Ma questo non è naturale. Per secoli la nostra cultura, diceva il medievista francese Jacques Le Goff, è stata costruita attorno all’alternanza delle stagioni e ad altri ritmi: «L’era dominata da ritmi agrari, priva di fretta, incurante dell’esattezza, incurante della produttività».

Oggi è ancora così? Quando scaldiamo nel microonde la nostra cena surgelata i tempi sono indicati chiaramente: tre minuti alla massima potenza. Non due, sennò resta gelida, non quattro sennò brucia.

La mia proposta è questa: perché non compriamo orologi diversi, che funzionano in un altro modo? Ad esempio, cosa succederebbe se gli orologi suonassero (o vibrassero) solo due volte al giorno? La prima volta suonerebbero per svegliarci e dirci che bisogna andare al lavoro. Poi, quando suonano per la seconda volta, si smette di lavorare e ci si gode il resto della giornata, sapendo che da qui in avanti è tempo “libero”, cioè nostro.

Questo vorrebbe dire però che si spegne anche il telefonino, e con lui la mail di lavoro che ci segue sempre, il Whatsapp del capo che ci chiede una cosa in più fuori orario, l’app per scrivere la lista delle cose da fare domani alla quale già che ci siamo vorremmo dare una scorsa mentre i bambini giocano.

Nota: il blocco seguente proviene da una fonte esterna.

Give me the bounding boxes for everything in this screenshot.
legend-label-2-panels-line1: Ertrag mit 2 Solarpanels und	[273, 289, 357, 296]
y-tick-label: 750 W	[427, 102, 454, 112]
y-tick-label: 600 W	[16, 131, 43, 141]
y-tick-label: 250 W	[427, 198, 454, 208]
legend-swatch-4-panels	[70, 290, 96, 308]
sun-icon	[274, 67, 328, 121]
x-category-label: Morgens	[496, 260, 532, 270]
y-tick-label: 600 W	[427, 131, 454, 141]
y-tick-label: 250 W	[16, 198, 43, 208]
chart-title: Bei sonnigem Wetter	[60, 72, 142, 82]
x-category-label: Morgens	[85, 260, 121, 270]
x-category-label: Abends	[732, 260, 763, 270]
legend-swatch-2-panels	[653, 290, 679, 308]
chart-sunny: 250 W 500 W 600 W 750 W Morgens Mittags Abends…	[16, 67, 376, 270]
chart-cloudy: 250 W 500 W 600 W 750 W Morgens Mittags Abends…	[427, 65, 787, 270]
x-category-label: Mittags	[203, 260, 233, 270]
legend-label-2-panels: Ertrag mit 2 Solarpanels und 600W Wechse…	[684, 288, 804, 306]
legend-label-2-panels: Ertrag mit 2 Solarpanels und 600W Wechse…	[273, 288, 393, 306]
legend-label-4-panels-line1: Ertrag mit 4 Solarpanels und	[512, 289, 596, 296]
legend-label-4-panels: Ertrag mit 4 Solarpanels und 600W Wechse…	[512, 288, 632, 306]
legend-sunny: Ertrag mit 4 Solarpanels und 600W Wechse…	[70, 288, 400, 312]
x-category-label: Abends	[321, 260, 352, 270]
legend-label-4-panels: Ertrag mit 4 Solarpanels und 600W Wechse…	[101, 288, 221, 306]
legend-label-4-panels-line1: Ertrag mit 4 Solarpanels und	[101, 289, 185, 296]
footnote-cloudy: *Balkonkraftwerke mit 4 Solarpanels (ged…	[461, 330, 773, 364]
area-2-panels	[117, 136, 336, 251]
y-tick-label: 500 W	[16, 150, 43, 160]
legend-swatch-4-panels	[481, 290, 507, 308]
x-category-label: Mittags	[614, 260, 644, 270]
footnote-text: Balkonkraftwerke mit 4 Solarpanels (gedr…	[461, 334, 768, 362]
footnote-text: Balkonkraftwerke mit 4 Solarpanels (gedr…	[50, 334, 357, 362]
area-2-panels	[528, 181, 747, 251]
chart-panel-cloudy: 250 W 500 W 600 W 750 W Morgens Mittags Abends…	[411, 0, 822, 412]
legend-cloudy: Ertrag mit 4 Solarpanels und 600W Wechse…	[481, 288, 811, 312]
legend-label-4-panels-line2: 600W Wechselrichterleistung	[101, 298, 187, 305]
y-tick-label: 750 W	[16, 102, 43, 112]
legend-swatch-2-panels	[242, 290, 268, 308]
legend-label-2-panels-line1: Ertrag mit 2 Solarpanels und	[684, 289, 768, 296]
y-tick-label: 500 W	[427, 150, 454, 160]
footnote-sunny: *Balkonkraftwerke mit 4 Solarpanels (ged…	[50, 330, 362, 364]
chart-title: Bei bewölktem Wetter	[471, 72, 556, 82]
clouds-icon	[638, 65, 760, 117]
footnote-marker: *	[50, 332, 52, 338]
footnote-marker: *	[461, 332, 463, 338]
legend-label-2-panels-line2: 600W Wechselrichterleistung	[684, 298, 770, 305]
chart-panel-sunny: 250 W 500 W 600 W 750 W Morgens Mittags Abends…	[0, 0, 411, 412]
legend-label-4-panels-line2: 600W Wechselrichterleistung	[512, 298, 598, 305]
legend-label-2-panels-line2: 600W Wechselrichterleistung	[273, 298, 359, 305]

Chissà come potremmo fare. Chissà che economia ne verrebbe fuori. Chissà se saremmo felici.

Posso confidarvi un segreto? La mia era una domanda retorica: togliere le notifiche e spegnere tutto dopo che l’orologio ha suonato per la seconda volta secondo me ci farebbe solo bene: lavoreremmo meglio e con meno ansia. Dopotutto, se gli orologi hanno trasformato la società, perché noi non possiamo trasformare gli orologi?